I slipped both letters, unread, into the breast pocket in the lining of my greatcoat. The cold wind twisted insinuating fingers under my waistcoat, and, shivering, I did up the buttons and walked quickly on. I needed coffee. If it weren’t so damned early in the day, I could have done with a brandy. It would help me face my correspondence.

Ensconced in my favorite chair before the fire and refreshed with coffee and several of Will Somers’s exquisite pastries, I braved my post. The letter from the bank was brisk and businesslike: the bank’s compliments to Captain Lancaster, this is to notify you we are in receipt of the sum of… blah blah…. Her Majesty’s Paymaster General… blah blah… paid to your account at our Trafalgar Square branch… blah… await your instructions re investments… blah blah… I remain, sir, yours truly… signed Henry Frith Esq. on behalf of Drummond and Co.

Well, that was that, then. The British Imperium Armed Forces had washed its hands of me. At least they’d paid over the gratuity on time.

I watched the flames flicker in the grate for so long my coffee got cold. So. It was over. It made everything else seem insignificant, even the other letter. And if it were insignificant, why hesitate so long to read it? Sliding the blade of my penknife under the glittering silver seal on the second letter was the work of a second. I extracted a thick invitation card.

“Good. God.”

I must have said it aloud.

“Is everything all right, Captain Lancaster?” Mr. Pearse looked up from the notebook he was studying, frowning.

I must have said it aloud very loudly. I repeated the sentiment. “Good God. I’ve been summoned to Stravaigor House for Christmas Day.”

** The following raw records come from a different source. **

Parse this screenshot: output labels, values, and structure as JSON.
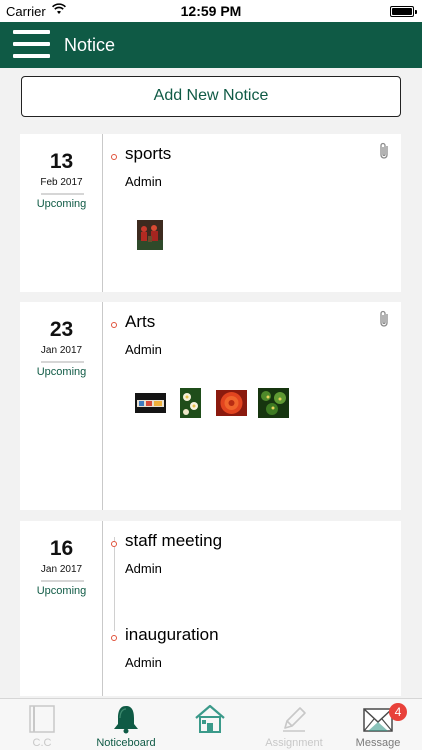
{
  "status_bar": {
    "carrier": "Carrier",
    "time": "12:59 PM"
  },
  "nav": {
    "title": "Notice"
  },
  "actions": {
    "add_notice_label": "Add New Notice"
  },
  "notices": [
    {
      "day": "13",
      "month_year": "Feb 2017",
      "status": "Upcoming",
      "items": [
        {
          "title": "sports",
          "author": "Admin"
        }
      ],
      "has_attachment": true,
      "thumbnails": [
        "sports-photo"
      ]
    },
    {
      "day": "23",
      "month_year": "Jan 2017",
      "status": "Upcoming",
      "items": [
        {
          "title": "Arts",
          "author": "Admin"
        }
      ],
      "has_attachment": true,
      "thumbnails": [
        "arts-photo-1",
        "arts-photo-2",
        "arts-photo-3",
        "arts-photo-4"
      ]
    },
    {
      "day": "16",
      "month_year": "Jan 2017",
      "status": "Upcoming",
      "items": [
        {
          "title": "staff meeting",
          "author": "Admin"
        },
        {
          "title": "inauguration",
          "author": "Admin"
        }
      ],
      "has_attachment": false,
      "thumbnails": []
    }
  ],
  "tab_bar": {
    "tabs": [
      {
        "label": "C.C",
        "icon": "book-icon",
        "state": "inactive"
      },
      {
        "label": "Noticeboard",
        "icon": "bell-icon",
        "state": "active"
      },
      {
        "label": "",
        "icon": "home-icon",
        "state": "inactive"
      },
      {
        "label": "Assignment",
        "icon": "pencil-icon",
        "state": "inactive"
      },
      {
        "label": "Message",
        "icon": "envelope-icon",
        "state": "inactive",
        "badge": "4"
      }
    ]
  },
  "colors": {
    "brand": "#0f5a45",
    "accent": "#e0523b",
    "badge": "#e8413a"
  }
}
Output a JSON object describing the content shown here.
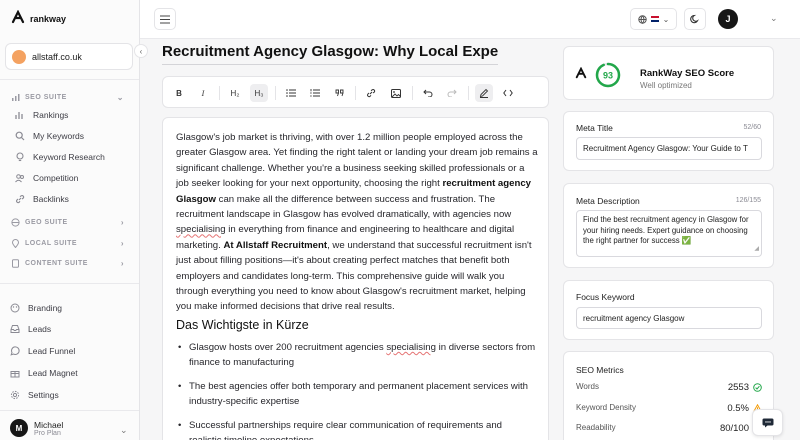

“Ah.” Mr. Pearse’s mouth curved up. “You look rather as if you expected that card to explode in your hand.”

“Well, it’s from the House, isn’t it? Of course it’s going to explode in my hand, if only metaphorically. It’s what the Houses do.” I turned the card over, to read in the thin spidery writing that bore the signature of the Stravaigor himself, a personal hope that I would accept the invitation. I tried for some variation in expressing astonishment. “Good. Grief.”